Завершая наш подробнейший анализ многочисленных реплик Маллигана в этой сцене, нельзя не отметить их безусловное риторическое совершенство и неотразимую убедительность. Маллиган, при всех своих отвратительных качествах, великолепно, виртуозно владеет словом, он умеет строить свои фразы таким образом, чтобы они били без промаха, в самое сердце. Его аргументы, при всей их нравственной убогости, всегда просты, доходчивы и необычайно эмоционально заряжены, что делает их практически неотразимыми для неподготовленного слушателя. Он, без всякого сомнения, прирождённый демагог и софист, способный убедить в своей правоте кого угодно и в чём угодно. Но за этим ослепительным, виртуозным риторическим блеском, увы, не скрывается ровным счётом ничего, кроме пустоты и нравственного уродства. Его красивые, убедительные слова не выражают и не могут выражать никакой подлинной, глубокой истины, они служат лишь инструментом для достижения власти и самоутверждения. Стивен же, при всей своей внешней неловкости, косноязычии и «сумрачности», говорит в этой сцене о вещах по-настоящему важных, вечных и глубоких. Этот разительный контраст между блестящей, но пустой риторикой Маллигана и тяжёлой, но подлинной этической глубиной Стивена составляет, на мой взгляд, один из главных, определяющих драматических конфликтов всего первого эпизода. Маллиган — это виртуоз формы, за которой нет содержания. Стивен — это содержание, которое с трудом находит форму для своего выражения. Маллиган говорит легко и убедительно, но его слова ничего не стоят. Стивен говорит с трудом, запинаясь, но каждое его слово наполнено болью и правдой. И в этом противостоянии формы и содержания, лёгкости и глубины, лжи и правды — суть их конфликта. Читатель, способный это увидеть, уже никогда не сможет поддаться на обманчивую убедительность речей Маллигана. Он будет знать, что за красивыми словами часто скрывается пустота, а за косноязычием — истина.

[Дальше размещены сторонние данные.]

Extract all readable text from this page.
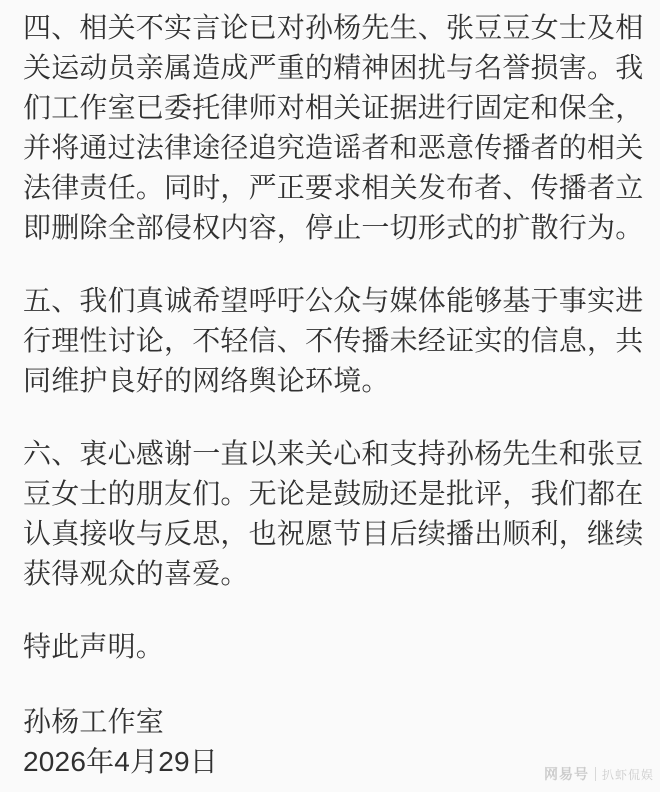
四、相关不实言论已对孙杨先生、张豆豆女士及相
关运动员亲属造成严重的精神困扰与名誉损害。我
们工作室已委托律师对相关证据进行固定和保全，
并将通过法律途径追究造谣者和恶意传播者的相关
法律责任。同时，严正要求相关发布者、传播者立
即删除全部侵权内容，停止一切形式的扩散行为。
五、我们真诚希望呼吁公众与媒体能够基于事实进
行理性讨论，不轻信、不传播未经证实的信息，共
同维护良好的网络舆论环境。
六、衷心感谢一直以来关心和支持孙杨先生和张豆
豆女士的朋友们。无论是鼓励还是批评，我们都在
认真接收与反思，也祝愿节目后续播出顺利，继续
获得观众的喜爱。
特此声明。
孙杨工作室
2026年4月29日	网易号 扒虾侃娱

Часть 12. Глубинное течение: Вина как неотъемлемая часть бытия
Теперь, когда мы с вами шаг за шагом, слово за словом, проанализировали всю эту удивительную сцену, наше самое первое, поверхностное впечатление от неё неизбежно и кардинально меняется, углубляется и усложняется. Маллиган предстаёт перед нами теперь не просто как грубый, бестактный шутник и насмешник, а как чрезвычайно сложный, хотя и глубоко отталкивающий персонаж, за чьими жестокими словами угадывается цельная, пусть и циничная, философия. Стивен же, в свою очередь, оказывается не просто безвинной, ни в чём не повинной жертвой обстоятельств и чужой жестокости, а человеком, который несёт на своих плечах тяжёлый, почти непосильный груз реальной, осознанной им вины. Их диалог на верхушке башни, при таком подходе, перестаёт быть простой ссорой двух молодых людей и превращается в трагическое столкновение двух противоположных мировоззрений, двух несовместимых жизненных правд. И, что самое важное, ни одна из этих двух правд не является абсолютной и безусловной, у каждой есть свои сильные и слабые стороны. Читатель, внимательно следивший за нашим анализом, уже не может безоговорочно, не колеблясь, принимать чью-либо одну сторону, как он, возможно, делал это при первом чтении. Он вынужден теперь удерживать в своём сознании всю сложность, всю многозначность и противоречивость происходящего на страницах романа. Именно этого уникального, ни с чем не сравнимого эффекта погружения в сложность и неоднозначность бытия и добивался своим гениальным творением Джеймс Джойс. Он не даёт нам простых ответов, он заставляет нас думать, сомневаться, искать истину самостоятельно. И в этом процессе поиска и заключается главная ценность чтения его романа. Мы не получаем готовых решений, мы учимся жить в мире, где нет простых ответов, где правда всегда сложна и многогранна. И это, пожалуй, самый ценный урок, который может извлечь читатель из этой великой книги.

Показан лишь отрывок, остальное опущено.